Overview
CVE-2025-13054 is a Stored Cross-Site Scripting (XSS) vulnerability identified in the User Profile Builder – Beautiful User Registration Forms, User Profiles & User Role Editor plugin for WordPress. This vulnerability affects all versions up to and including 3.14.8. An authenticated attacker with contributor-level access or higher can exploit this flaw to inject malicious JavaScript code into pages that utilize the vulnerable plugin’s shortcode. When other users access these compromised pages, the injected script will execute, potentially leading to account compromise, data theft, or other malicious activities.
Technical Details
The vulnerability stems from the insufficient input sanitization and output escaping of user-supplied attributes within the wppb-embed shortcode. Specifically, attackers can inject malicious JavaScript code into shortcode attributes. Because the plugin fails to properly sanitize and escape this input, the injected script is stored in the database and rendered without modification when the page containing the shortcode is viewed. This allows the attacker to execute arbitrary JavaScript in the context of the user’s browser.
CVSS Analysis
- CVE ID: CVE-2025-13054
- Severity: MEDIUM
- CVSS Score: 6.4
- CVSS Vector: AV:N/AC:L/PR:L/UI:R/S:C/C:L/I:L/A:N
This CVSS score indicates a medium severity vulnerability. While the attack requires authentication (low privilege) and user interaction (a user needs to visit the injected page), the impact includes cross-site scripting, allowing for some confidentiality and integrity compromise.
Possible Impact
Successful exploitation of this vulnerability can have serious consequences:
- Account Takeover: An attacker could potentially steal user session cookies and hijack user accounts, including administrator accounts.
- Malicious Redirects: Injected JavaScript could redirect users to phishing websites or other malicious destinations.
- Data Theft: Sensitive data displayed on the affected page could be stolen or manipulated.
- Defacement: The attacker could modify the content of the page, defacing the website.

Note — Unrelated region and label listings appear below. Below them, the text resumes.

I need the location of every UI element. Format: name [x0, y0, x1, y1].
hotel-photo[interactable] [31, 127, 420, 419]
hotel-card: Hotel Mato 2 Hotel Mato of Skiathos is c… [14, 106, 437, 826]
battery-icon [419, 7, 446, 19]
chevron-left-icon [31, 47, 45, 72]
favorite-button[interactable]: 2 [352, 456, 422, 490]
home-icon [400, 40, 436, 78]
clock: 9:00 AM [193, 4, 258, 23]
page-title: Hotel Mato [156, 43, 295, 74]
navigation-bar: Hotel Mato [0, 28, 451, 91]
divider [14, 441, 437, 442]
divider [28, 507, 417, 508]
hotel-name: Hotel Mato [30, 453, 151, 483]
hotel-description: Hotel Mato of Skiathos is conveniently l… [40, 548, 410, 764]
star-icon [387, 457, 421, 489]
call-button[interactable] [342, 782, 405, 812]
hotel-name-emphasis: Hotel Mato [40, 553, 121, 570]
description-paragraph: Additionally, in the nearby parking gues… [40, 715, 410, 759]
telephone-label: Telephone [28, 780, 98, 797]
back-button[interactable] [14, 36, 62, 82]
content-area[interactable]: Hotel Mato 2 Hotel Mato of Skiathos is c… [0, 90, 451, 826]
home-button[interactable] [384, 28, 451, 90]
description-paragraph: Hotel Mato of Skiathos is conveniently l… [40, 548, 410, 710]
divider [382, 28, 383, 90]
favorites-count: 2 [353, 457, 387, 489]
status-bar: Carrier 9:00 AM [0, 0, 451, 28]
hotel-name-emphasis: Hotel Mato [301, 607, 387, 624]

- Administrative Access: An attacker compromising an administrator account could gain complete control over the WordPress website.
Mitigation/Patch Steps
The most effective way to mitigate this vulnerability is to update the User Profile Builder plugin to the latest version. If an update is not yet available, consider the following temporary measures:
- Update the Plugin: Ensure you have the latest version of User Profile Builder installed. Check for updates in your WordPress dashboard under “Plugins.”
- Disable the Plugin (Temporary): If an immediate update isn’t possible, temporarily disable the User Profile Builder plugin until a patched version is available.
- Review User Roles: Limit the number of users with contributor or higher roles.
- Web Application Firewall (WAF): Implement a web application firewall (WAF) and configure it to block XSS attacks. Ensure the WAF rules are up-to-date.